Within the realm of protein mapping, a significant interest of the group is surface mapping. To accomplish this, the surface area of a protein is labelled with hydroxyl radicals; opening the opportunity to identify labelling sites at the amino acid level and perform quantification on the observed oxidation.
|Dr. Calabrese was not shy about addressing the challenges of FPOP:
The thing that is rather complex about the data that you get out of FPOP is that generally speaking you are looking at modifications which are quite lowly abundant and so being able to reliably quantify those levels of oxidation and quantify those modifications is often quite challenging; especially if you want to analyze your data in order to obtain very specific information…. We used PEAKS to help assign our modification sites and then we also had to manually validate, specifically the modification, sites.
Peptide level quantification of oxidation levels.

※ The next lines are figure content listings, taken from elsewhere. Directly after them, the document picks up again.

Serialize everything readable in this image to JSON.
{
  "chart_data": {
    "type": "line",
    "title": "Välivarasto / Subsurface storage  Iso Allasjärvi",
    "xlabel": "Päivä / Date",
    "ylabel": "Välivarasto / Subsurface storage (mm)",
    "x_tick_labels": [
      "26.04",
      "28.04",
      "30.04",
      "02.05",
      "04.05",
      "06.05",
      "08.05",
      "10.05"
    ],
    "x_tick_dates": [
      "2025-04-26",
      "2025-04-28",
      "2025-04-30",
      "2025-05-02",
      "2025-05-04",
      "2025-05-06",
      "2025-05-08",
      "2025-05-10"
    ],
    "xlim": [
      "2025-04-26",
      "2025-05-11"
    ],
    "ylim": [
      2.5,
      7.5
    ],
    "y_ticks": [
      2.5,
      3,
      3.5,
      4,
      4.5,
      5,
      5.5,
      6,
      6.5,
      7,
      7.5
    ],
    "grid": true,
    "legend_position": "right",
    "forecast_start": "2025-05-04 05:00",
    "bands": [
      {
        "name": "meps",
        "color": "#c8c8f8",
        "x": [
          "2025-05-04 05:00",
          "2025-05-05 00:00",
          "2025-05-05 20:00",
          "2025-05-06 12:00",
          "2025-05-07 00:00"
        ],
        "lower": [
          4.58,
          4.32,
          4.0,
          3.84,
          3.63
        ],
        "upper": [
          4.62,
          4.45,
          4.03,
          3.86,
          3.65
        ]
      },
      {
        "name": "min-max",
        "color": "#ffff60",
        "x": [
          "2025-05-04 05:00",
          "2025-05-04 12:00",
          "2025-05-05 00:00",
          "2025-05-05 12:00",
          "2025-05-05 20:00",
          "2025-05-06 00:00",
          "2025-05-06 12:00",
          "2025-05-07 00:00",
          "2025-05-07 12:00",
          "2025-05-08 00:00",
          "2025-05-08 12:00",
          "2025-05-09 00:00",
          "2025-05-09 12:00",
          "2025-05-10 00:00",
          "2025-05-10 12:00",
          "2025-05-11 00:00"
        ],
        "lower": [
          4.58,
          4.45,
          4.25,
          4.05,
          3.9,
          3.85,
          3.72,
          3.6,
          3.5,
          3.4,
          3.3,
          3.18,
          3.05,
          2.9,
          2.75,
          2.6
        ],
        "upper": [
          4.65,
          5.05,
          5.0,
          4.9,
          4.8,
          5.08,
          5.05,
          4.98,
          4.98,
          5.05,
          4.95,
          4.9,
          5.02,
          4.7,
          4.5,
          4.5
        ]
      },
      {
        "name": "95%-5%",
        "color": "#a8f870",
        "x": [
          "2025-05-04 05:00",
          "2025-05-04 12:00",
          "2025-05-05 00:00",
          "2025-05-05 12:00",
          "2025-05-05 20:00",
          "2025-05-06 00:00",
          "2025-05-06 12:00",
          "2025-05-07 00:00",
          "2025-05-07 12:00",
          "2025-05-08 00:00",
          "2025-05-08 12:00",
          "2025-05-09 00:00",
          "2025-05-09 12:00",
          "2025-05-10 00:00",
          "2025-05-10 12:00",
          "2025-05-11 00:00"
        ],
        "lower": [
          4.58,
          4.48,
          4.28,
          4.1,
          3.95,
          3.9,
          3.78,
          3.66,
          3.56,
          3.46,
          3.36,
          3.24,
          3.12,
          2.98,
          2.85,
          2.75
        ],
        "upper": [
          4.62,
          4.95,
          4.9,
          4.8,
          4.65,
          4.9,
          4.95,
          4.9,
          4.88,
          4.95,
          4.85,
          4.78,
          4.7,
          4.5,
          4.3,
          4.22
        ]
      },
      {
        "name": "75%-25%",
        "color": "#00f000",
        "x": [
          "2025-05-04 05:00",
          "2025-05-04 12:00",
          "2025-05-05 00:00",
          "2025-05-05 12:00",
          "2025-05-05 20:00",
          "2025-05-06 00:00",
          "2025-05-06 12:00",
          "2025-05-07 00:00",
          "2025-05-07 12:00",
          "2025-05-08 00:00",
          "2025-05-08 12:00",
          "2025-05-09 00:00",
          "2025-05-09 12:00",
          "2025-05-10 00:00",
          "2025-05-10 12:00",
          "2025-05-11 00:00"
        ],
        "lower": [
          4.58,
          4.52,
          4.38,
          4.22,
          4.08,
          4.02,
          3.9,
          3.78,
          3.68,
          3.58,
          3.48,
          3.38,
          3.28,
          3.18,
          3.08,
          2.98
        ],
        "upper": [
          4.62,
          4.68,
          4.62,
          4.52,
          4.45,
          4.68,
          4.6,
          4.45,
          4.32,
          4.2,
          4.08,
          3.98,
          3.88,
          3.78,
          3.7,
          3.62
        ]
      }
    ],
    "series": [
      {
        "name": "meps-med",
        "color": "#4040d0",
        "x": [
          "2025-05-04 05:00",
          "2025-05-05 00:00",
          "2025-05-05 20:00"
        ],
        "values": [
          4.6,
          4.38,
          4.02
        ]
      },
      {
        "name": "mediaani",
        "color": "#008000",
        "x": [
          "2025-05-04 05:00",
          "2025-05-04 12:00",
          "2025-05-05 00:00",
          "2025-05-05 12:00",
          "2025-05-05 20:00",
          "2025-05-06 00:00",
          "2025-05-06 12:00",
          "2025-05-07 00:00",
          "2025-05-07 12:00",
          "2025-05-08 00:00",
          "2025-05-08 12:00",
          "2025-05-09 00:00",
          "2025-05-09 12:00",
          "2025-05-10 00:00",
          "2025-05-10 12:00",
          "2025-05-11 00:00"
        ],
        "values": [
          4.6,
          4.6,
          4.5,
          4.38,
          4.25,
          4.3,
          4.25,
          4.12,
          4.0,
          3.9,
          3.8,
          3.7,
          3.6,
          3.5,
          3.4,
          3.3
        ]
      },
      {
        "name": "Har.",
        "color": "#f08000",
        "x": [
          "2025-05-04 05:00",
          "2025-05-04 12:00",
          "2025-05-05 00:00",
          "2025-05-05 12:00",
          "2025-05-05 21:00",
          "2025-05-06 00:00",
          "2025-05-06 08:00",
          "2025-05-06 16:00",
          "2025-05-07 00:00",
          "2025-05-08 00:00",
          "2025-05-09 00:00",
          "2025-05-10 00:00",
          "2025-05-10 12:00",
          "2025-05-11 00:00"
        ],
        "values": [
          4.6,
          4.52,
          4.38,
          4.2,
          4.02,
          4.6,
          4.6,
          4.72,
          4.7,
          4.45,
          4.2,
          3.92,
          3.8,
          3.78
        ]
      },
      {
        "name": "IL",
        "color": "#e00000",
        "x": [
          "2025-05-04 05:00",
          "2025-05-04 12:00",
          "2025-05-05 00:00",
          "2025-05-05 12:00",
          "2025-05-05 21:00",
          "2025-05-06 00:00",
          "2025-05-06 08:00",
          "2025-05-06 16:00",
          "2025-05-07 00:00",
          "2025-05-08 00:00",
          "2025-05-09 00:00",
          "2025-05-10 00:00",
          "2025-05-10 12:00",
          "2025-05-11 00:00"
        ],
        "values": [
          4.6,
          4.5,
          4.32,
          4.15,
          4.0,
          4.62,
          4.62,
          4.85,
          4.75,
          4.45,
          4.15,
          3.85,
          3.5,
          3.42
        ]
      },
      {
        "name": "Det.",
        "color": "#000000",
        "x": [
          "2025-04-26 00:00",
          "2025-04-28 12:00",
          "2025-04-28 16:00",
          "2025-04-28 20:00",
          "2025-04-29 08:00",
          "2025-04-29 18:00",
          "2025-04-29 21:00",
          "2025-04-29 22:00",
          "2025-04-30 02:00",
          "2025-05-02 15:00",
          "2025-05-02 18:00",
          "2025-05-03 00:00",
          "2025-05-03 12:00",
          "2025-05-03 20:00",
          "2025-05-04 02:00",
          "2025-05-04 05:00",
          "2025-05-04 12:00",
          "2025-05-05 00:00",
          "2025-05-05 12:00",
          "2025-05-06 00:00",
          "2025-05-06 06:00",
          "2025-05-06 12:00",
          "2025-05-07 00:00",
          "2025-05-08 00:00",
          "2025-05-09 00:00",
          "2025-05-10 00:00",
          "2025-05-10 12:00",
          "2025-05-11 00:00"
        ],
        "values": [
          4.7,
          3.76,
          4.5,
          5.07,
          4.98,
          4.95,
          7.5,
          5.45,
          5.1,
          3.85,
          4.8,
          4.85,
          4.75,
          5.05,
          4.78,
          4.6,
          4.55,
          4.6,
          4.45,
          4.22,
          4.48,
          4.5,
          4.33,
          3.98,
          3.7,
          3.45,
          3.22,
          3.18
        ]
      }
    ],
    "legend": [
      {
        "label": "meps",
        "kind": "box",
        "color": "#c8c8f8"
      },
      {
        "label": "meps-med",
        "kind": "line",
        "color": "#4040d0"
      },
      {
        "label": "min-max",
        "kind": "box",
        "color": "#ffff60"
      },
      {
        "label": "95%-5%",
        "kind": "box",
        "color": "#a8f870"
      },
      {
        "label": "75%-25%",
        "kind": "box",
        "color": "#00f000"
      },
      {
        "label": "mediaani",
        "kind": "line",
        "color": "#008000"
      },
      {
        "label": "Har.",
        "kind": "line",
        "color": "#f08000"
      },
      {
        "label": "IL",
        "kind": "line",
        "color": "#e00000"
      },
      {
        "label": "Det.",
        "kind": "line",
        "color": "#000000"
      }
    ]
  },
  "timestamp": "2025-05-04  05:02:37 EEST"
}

In addition to using PEAKS for identification, the quantification node, PEAKS Q, was applied in both label and label free techniques. Precursor Ion Quantification (traditionally used for ICAT/SILAC) was configured for custom variable modification mining and Label Free Quantification for the remainder of features. When asked about satisfaction from the automated results produced by PEAKS the answer was very positive:
The automated results were definitely quite good. Whenever we manually validated those automated results they were pretty much spot on. When results are right it is obviously much easier to work with. Also, the capacity to look at the de novo spectra means you have got a lot more data to play with; otherwise much of it just gets thrown away. […] Now we are using it routinely for all of our DDA data analysis in the lab.
As with many other emerging technologies, the project is set to progress onto other complicated systems where it can continue to be complementary to HDX.
We have just looked at some relatively simple systems [soluble proteins], but now we are starting to look at more complicated systems using the techniques; so now are starting to look at characterizing membrane proteins which are obviously a lot more challenging and trying to optimize everything now.
We are grateful to have had the opportunity to speak with Dr. Antonio Calabrese and receive insight into emerging methods that dig deeper into explaining our proteomic world.